Mr Barker was silent, and looked thoughtful.
“Are we wrong, Sir?” asked Charles. “Have we got high-flown or mistaken notions about this? or is it presumptuous in us, who are so poor, and under great obligations, to affect a choice for our brother?”
“No, my dear boy; none of these. I was silent because I was thinking of a sad story, and wondering whether I should tell it you. Have you quite made up your minds to reject Mr Rathbone’s offer?”
“That depends on your opinion,” said Jane. “If you shew us that Charles’s ideas of the hazard and probable misery of such a destination, are mistaken, we must deliberate further: but if what I have heard be true, I would as soon see Alfred in his coffin as incur so fearful a responsibility.”
“I think what Charles has said is all true: but, my dears, you must prepare yourselves for something which will be to you very terrible.”
“Mr Rathbone’s displeasure,” said Charles. “I feared that: but grateful as we are and ought to be for his most disinterested generosity to us, we ought to look on his gifts as curses, if they take from us the liberty of unbiassed choice, where the moral welfare of a brother is in question.”
“Say so in your reply to him, Charles.”
“But it may be,” said Jane, “that he will not be displeased. We take for granted much too readily, I think, that he will misunderstand us.”

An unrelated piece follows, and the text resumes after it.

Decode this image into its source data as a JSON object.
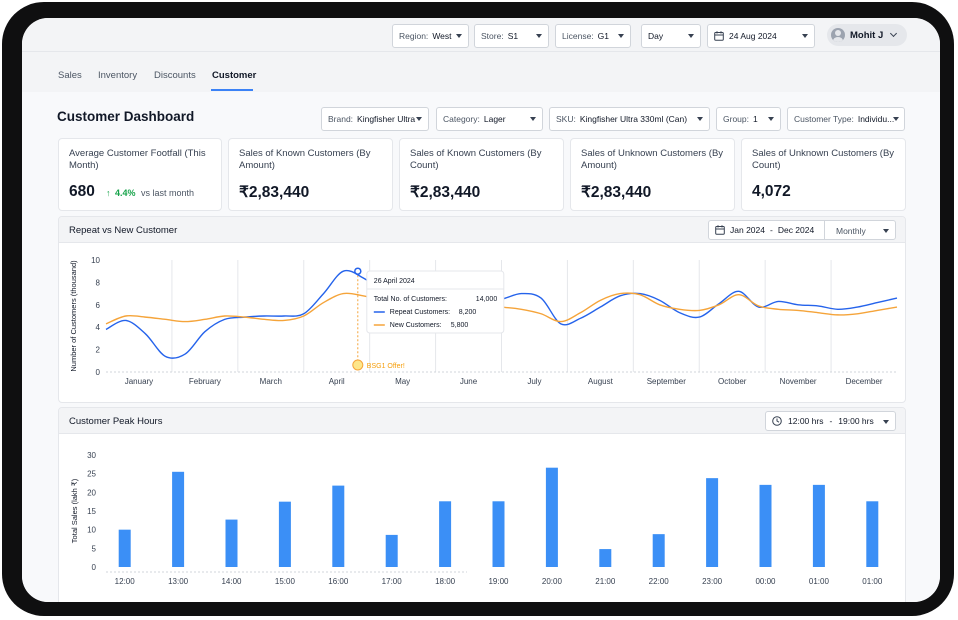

“Mr Rathbone’s temper is peculiar,” replied Mr Barker. “A somewhat haughty spirit was rendered imperious by the power and rank he possessed in India. Considering this, it is wonderful that he should retain so generous a disposition as his is; but every one knows, and Charles himself must have observed, that he cannot bear to be opposed, especially in any scheme of benevolence.”
Jane sighed. “At any rate,” said she, “he cannot prevent our being grateful for what he has done, and for his present kind intentions. It is hard to be obliged to estrange such a friend, but it would be harder still to devote Alfred to danger, and to temptations stronger than we dare encounter ourselves.”